When we want to know what keeps our very lives afloat, there’s nothing that can put every question to rest. We’ve got too much invested in the answer. So we know all about wanting a little proof, and never quite getting it.
But if you think the message here is “Don’t be like Peter,” then get real. We’ll always be like Peter. We’ll always approach the communion rail with at least a part of our minds on other things. Before his arrest even Jesus had some second thoughts—he was, after all, quite human. It’s the way we’re made, so stop pretending.

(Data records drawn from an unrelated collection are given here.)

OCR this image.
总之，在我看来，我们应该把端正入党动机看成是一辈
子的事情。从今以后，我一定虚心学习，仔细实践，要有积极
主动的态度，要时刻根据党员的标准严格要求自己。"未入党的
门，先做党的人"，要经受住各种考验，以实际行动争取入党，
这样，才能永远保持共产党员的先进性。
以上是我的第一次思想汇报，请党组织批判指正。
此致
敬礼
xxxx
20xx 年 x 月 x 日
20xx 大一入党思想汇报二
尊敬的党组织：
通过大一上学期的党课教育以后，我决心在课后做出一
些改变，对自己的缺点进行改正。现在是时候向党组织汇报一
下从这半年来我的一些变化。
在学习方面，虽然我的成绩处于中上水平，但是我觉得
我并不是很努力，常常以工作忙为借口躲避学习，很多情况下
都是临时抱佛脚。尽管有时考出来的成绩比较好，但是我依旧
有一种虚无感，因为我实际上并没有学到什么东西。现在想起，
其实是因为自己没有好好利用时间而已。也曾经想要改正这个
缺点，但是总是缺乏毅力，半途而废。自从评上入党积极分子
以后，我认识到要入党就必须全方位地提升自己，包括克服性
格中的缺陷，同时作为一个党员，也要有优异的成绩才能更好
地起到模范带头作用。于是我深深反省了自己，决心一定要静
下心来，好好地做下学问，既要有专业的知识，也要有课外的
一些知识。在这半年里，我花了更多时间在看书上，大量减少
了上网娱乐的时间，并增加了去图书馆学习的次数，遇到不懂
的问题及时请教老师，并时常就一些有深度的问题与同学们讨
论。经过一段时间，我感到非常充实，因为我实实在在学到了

The point of this story is not about how to walk on water, or else fail. It’s not about Peter’s doubts. It’s that, doubts and all, he still stayed afloat. And that’s because he wasn’t alone. He was in the arms of “I AM,” and even his doubts couldn’t keep God away. He was carried back to the community of faith, humbled, to be sure, but not excluded, not sunk. Doubts didn’t matter. Producing enough faith didn’t matter (if you have to produce it, it’s not faith). Only God’s all-inclusive embrace mattered.
And that’s the way things still are. We come together today, in person or online, to celebrate the communion of God’s Spirit in Jesus Christ, because what happened back then still happens. Our knit-together lives are still afloat in the very arms of God, whether we notice or not. It doesn’t depend on us. “Take heart, I AM.” And so God is. Right here.